We absolutely use tag patterns do determine item types and fields when it makes sense, yes -- not sure there's an example in the EM translator, but there's definitely in others. The other use case for ISBN and page range would be a conference paper in a proceeding, but that doesn't mean we couldn't do this.

hughp3 · September 14, 2020

The reason I asked about NLP is because I was thinking that maybe the Zotero Connector was pulling from the schema.org JSON, but then I realized that the same information was in the og:description and the html5 'description' meta tag.

So, my understanding of what I am seeing is that, I have applied an explicit eprints abstract tag, an explicit dcterms.abstract meta tag and an explicit DC.Description meta tag. It seems the algorithm in the Zotero Connector prefers the contents of the html5 'description' to the explicit abstract tags. I want to control the taglines that search engines produce with one description and provide Zotero users with another, proper abstract. How is a web developer to best approach this?
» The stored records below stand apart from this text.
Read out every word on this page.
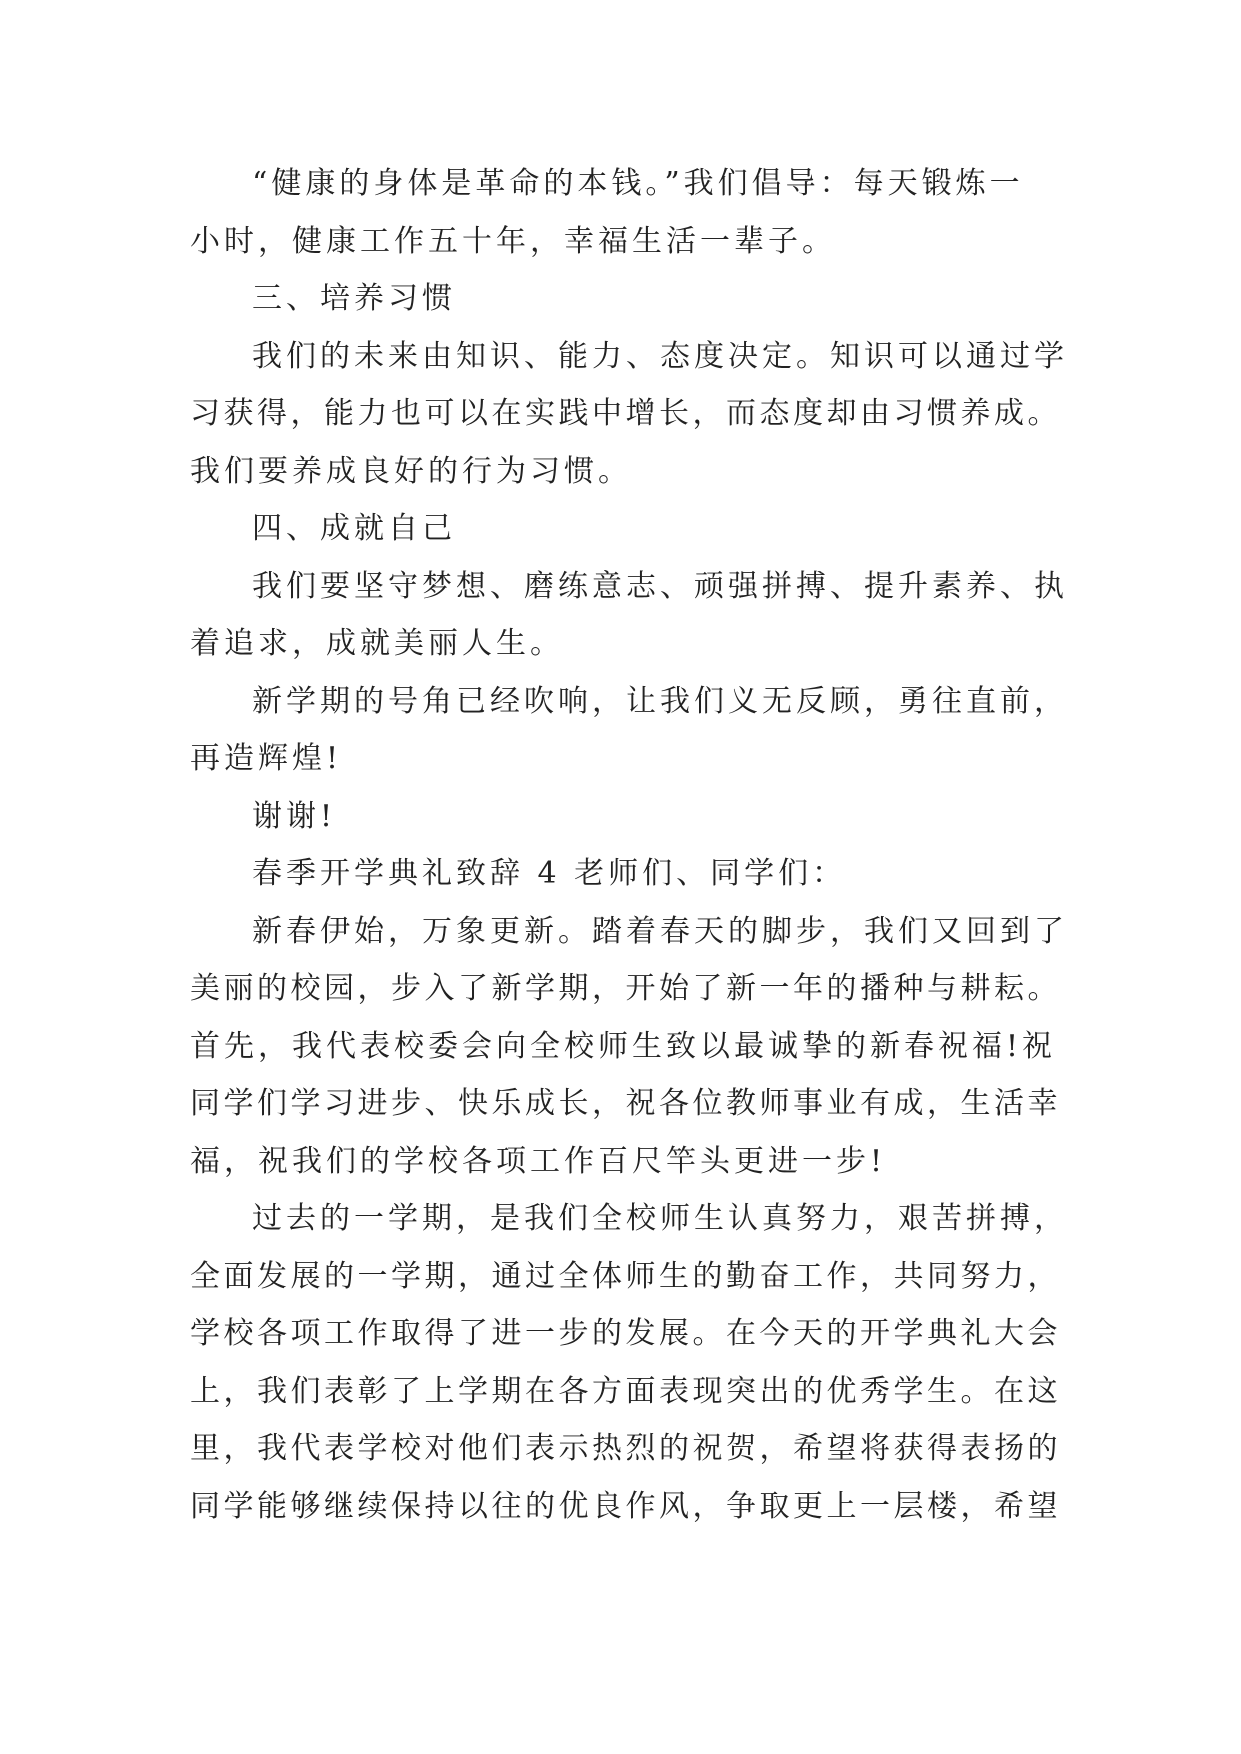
“健康的身体是革命的本钱。”我们倡导：每天锻炼一
小时，健康工作五十年，幸福生活一辈子。
三、培养习惯
我们的未来由知识、能力、态度决定。知识可以通过学
习获得，能力也可以在实践中增长，而态度却由习惯养成。
我们要养成良好的行为习惯。
四、成就自己
我们要坚守梦想、磨练意志、顽强拼搏、提升素养、执
着追求，成就美丽人生。
新学期的号角已经吹响，让我们义无反顾，勇往直前，
再造辉煌!
谢谢!
春季开学典礼致辞 4 老师们、同学们：
新春伊始，万象更新。踏着春天的脚步，我们又回到了
美丽的校园，步入了新学期，开始了新一年的播种与耕耘。
首先，我代表校委会向全校师生致以最诚挚的新春祝福!祝
同学们学习进步、快乐成长，祝各位教师事业有成，生活幸
福，祝我们的学校各项工作百尺竿头更进一步!
过去的一学期，是我们全校师生认真努力，艰苦拼搏，
全面发展的一学期，通过全体师生的勤奋工作，共同努力，
学校各项工作取得了进一步的发展。在今天的开学典礼大会
上，我们表彰了上学期在各方面表现突出的优秀学生。在这
里，我代表学校对他们表示热烈的祝贺，希望将获得表扬的
同学能够继续保持以往的优良作风，争取更上一层楼，希望
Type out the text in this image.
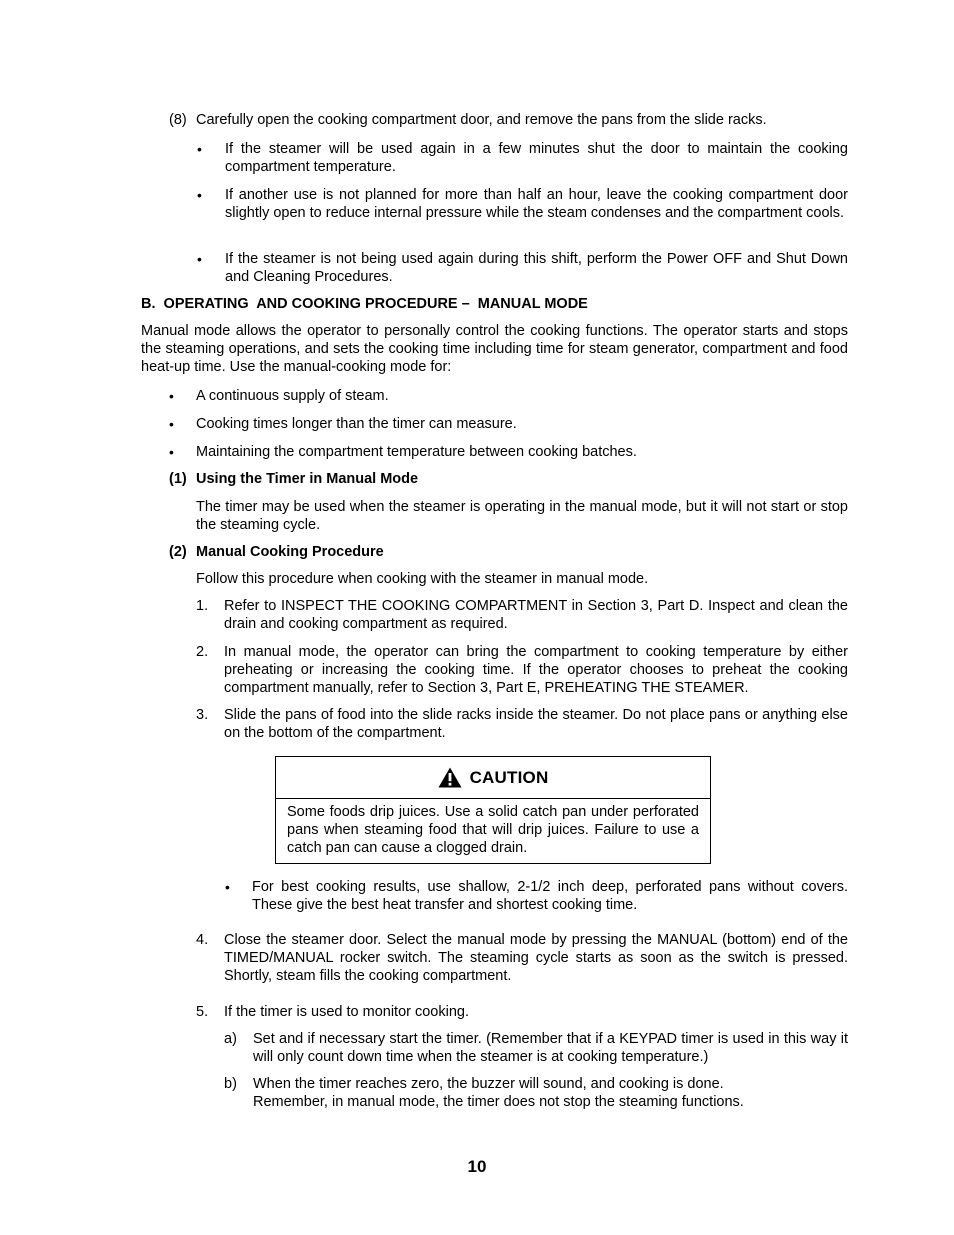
(8) Carefully open the cooking compartment door, and remove the pans from the slide racks.

• If the steamer will be used again in a few minutes shut the door to maintain the cooking compartment temperature.

• If another use is not planned for more than half an hour, leave the cooking compartment door slightly open to reduce internal pressure while the steam condenses and the compartment cools.

• If the steamer is not being used again during this shift, perform the Power OFF and Shut Down and Cleaning Procedures.

B.  OPERATING  AND COOKING PROCEDURE –  MANUAL MODE

Manual mode allows the operator to personally control the cooking functions. The operator starts and stops the steaming operations, and sets the cooking time including time for steam generator, compartment and food heat-up time. Use the manual-cooking mode for:

• A continuous supply of steam.

• Cooking times longer than the timer can measure.

• Maintaining the compartment temperature between cooking batches.

(1) Using the Timer in Manual Mode

The timer may be used when the steamer is operating in the manual mode, but it will not start or stop the steaming cycle.

(2) Manual Cooking Procedure

Follow this procedure when cooking with the steamer in manual mode.

1. Refer to INSPECT THE COOKING COMPARTMENT in Section 3, Part D. Inspect and clean the drain and cooking compartment as required.

2. In manual mode, the operator can bring the compartment to cooking temperature by either preheating or increasing the cooking time. If the operator chooses to preheat the cooking compartment manually, refer to Section 3, Part E, PREHEATING THE STEAMER.

3. Slide the pans of food into the slide racks inside the steamer. Do not place pans or anything else on the bottom of the compartment.

CAUTION

Some foods drip juices. Use a solid catch pan under perforated pans when steaming food that will drip juices. Failure to use a catch pan can cause a clogged drain.

• For best cooking results, use shallow, 2-1/2 inch deep, perforated pans without covers. These give the best heat transfer and shortest cooking time.

4. Close the steamer door. Select the manual mode by pressing the MANUAL (bottom) end of the TIMED/MANUAL rocker switch. The steaming cycle starts as soon as the switch is pressed. Shortly, steam fills the cooking compartment.

5. If the timer is used to monitor cooking.

a) Set and if necessary start the timer. (Remember that if a KEYPAD timer is used in this way it will only count down time when the steamer is at cooking temperature.)

b) When the timer reaches zero, the buzzer will sound, and cooking is done.

Remember, in manual mode, the timer does not stop the steaming functions.

10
If you want to see the content I am testing live:
https://hughandbecky.us/bcv-test/publication/2015-narrative-uses-of-utmatin-bare-verb/

or if you want to see the same html code but tidy (and incase my dev site evolves) https://gist.github.com/HughP/799c19e33e7b267829a0af75838c6514

adamsmith · September 14, 2020

I think preferring description and og:description over dc.description and certainly eprints.abstract is a bug. citation_abstract should work best.